Nel 2021 l’interruzione delle supply chain si è rivelato un metodo diffuso per convincere le vittime di ransomware a pagare i riscatti.
Ransomware e sfruttamento attivo delle vulnerabilità sono i due fronti con cui i cyber criminali stanno tenendo in scacco le aziende, interrompendo le loro supply chain e causando danni per milioni di dollari. E se l’attenzione è sempre stata alta sulle telecomunicazioni e le aziende informatiche, ora il settore manifatturiero sta diventando un obiettivo principale.
Sono alcune delle indicazioni incluse nell’X-Force Threat Intelligence Index di IBM, il report annuale basato sugli incidenti di sicurezza e sui dati relativi alle minacce informatiche collezionati nel corso del 2021. Il vettore di attacco più comune si riconferma il phishing, ma a preoccupare è l’aumento del 33% dello sfruttamento di vulnerabilità contro i sistemi privi di patch. Secondo gli analisti di IBM, gli exploit per approfittare delle vulnerabilità sono stati responsabili del 44% degli attacchi ransomware segnalati.
Il ransomware è stato il più diffuso tipo di attacco osservato da X-Force, con il gruppo REvil che ha guidato la classifica degli attaccanti: a lui si riconduce il 37% di tutti gli attacchi ransomware. Seguono poi Ryuk con il 13 percento, LockBit 2.0 con il 7% e tutti gli altri in percentuali minori.
Nel frattempo REvil ha cambiato nome, i suoi affiliati si sono uniti a quelli di DarkSide in un nuovo collettivo soprannominato BlackMatter. Un cambiamento che non è per nulla singolare, dato che gli analisti di IBM Security hanno calcolato che il tempo medio di esistenza di un gruppo ransomware è 17 mesi, allo scadere del quale subentrano il rebranding o lo scioglimento. REvil in realtà è stato uno dei gruppi di maggiore successo, con 31 mesi di attività all’attivo.
Legato a doppio filo con il ransomware è il phishing che, nel 41% dei casi analizzati nel 2021, è stato un mezzo per ottenere l’accesso iniziale a un obiettivo. Significa che è un errore considerare il phishing un attacco a sé stante, è più opportuno definirlo il primo anello di una catena d’attacco che ha vari sbocchi, fra cui il furto di dati e credenziali, la diffusione di malware, lo spionaggio, eccetera.

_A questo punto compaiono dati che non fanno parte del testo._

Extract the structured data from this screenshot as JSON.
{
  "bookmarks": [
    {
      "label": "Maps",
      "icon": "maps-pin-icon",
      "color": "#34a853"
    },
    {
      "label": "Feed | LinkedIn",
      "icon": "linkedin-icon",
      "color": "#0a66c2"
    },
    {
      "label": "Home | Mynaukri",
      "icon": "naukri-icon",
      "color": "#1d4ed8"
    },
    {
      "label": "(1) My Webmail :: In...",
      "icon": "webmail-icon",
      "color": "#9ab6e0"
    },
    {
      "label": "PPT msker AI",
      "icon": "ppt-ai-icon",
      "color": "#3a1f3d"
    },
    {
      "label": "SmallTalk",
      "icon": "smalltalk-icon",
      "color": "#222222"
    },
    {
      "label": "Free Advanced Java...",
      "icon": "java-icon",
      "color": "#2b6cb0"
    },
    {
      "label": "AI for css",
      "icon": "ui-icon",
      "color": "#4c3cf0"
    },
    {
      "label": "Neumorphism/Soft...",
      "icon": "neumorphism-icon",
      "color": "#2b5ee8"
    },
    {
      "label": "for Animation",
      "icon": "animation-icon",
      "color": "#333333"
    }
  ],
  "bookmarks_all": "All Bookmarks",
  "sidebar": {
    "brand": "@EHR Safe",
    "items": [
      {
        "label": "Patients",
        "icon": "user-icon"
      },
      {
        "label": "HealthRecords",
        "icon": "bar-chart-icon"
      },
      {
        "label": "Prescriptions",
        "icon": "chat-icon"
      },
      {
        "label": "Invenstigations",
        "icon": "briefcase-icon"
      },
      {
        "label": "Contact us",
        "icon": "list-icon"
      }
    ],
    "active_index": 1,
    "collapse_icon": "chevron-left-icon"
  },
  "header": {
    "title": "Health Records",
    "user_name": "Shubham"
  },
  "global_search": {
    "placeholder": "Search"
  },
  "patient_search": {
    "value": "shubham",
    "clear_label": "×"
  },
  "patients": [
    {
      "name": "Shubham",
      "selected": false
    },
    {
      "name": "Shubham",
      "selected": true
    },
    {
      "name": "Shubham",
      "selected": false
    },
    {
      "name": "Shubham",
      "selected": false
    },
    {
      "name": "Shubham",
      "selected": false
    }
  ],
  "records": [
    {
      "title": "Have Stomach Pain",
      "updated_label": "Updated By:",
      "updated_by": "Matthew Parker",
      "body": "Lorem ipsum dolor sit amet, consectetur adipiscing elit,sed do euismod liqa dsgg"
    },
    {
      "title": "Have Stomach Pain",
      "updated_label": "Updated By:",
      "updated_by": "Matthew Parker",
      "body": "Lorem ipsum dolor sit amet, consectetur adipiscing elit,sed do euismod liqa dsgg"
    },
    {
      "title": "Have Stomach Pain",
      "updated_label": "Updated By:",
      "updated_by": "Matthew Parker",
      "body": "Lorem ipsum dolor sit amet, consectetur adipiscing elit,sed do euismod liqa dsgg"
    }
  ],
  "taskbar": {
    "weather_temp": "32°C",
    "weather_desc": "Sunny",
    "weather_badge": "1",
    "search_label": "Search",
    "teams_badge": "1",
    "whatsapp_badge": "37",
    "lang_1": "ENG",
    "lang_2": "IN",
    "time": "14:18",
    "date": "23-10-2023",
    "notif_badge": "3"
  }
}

Peraltro, il phishing non è più circoscritto alle email. Anzi, combinando le email con altri tipi di phishing come ad esempio il vishing si può triplicare l’efficacia dei clic nelle campagne mirate. Il dato è interessante: la percentuale media di clic per una campagna classica di phishing mirato è stata del 17,8%. Quando vi si sono affiancati vishing o phishing vocale i clic delle vittime sono lievitati al 53,2%.
Dove non arriva il phishing (o come sua degna alternativa) arrivano le vulnerabilità. IBM Security ha calcolato che il 33% degli incidenti informatici analizzati è stato causato dallo sfruttamento delle vulnerabilità. Di queste, quattro delle prime cinque erano zero-day e comprendono Log4j.
Inoltre, IBM Security sottolinea un tema già noto, ossia l’aumentata incidenza del ransomware Linux. Rispetto al 2020, nel 2021 si è verificato un aumento del 146%.
La notizia più fresca dello studio è che il settore produttivo ha sostituito quello finanziario come comparto maggiormente soggetto ad attacchi informatici nel 2021. Il manifacturing, infatti, ha rappresentato da solo il 23,2% degli attacchi gestiti da X-Force. Com’ facilmente prevedibile, l’arma più usata per tali attacchi è stato il ransomware, impiegato del 23% degli incidenti ai danni delle aziende manifatturiere.
È fin troppo semplice intuire che molte delle realtà produttive attaccate avevano un comparto OT, oltre che quello IT: il 61% degli incidenti verificatisi nelle organizzazioni collegate a OT lo scorso anno si è verificato nel settore manifatturiero. E di questi, il 36% erano ransomware.
Il coinvolgimento dell’OT non è casuale o incidentale. Gli esperti hanno rilevato che, tra gennaio e settembre 2021, gli attaccanti hanno aumentato del 2.204% la ricognizione dei dispositivi SCADA Modbus OT accessibili via Internet.
Tutto questo porta a una ovvia conclusione: gli attacchi, in particolare quelli ransomware, sono stati orchestrati ad arte per compromettere le supply chain globali, scommettendo sull'effetto a catena che l'interruzione delle aziende manifatturiere avrebbe causato sulle proprie catene di approvvigionamento. E questo, a sua volta, ha costituito un forte incentivo per il pagamento dei riscatti, che poi era il fine ultimo degli attaccanti.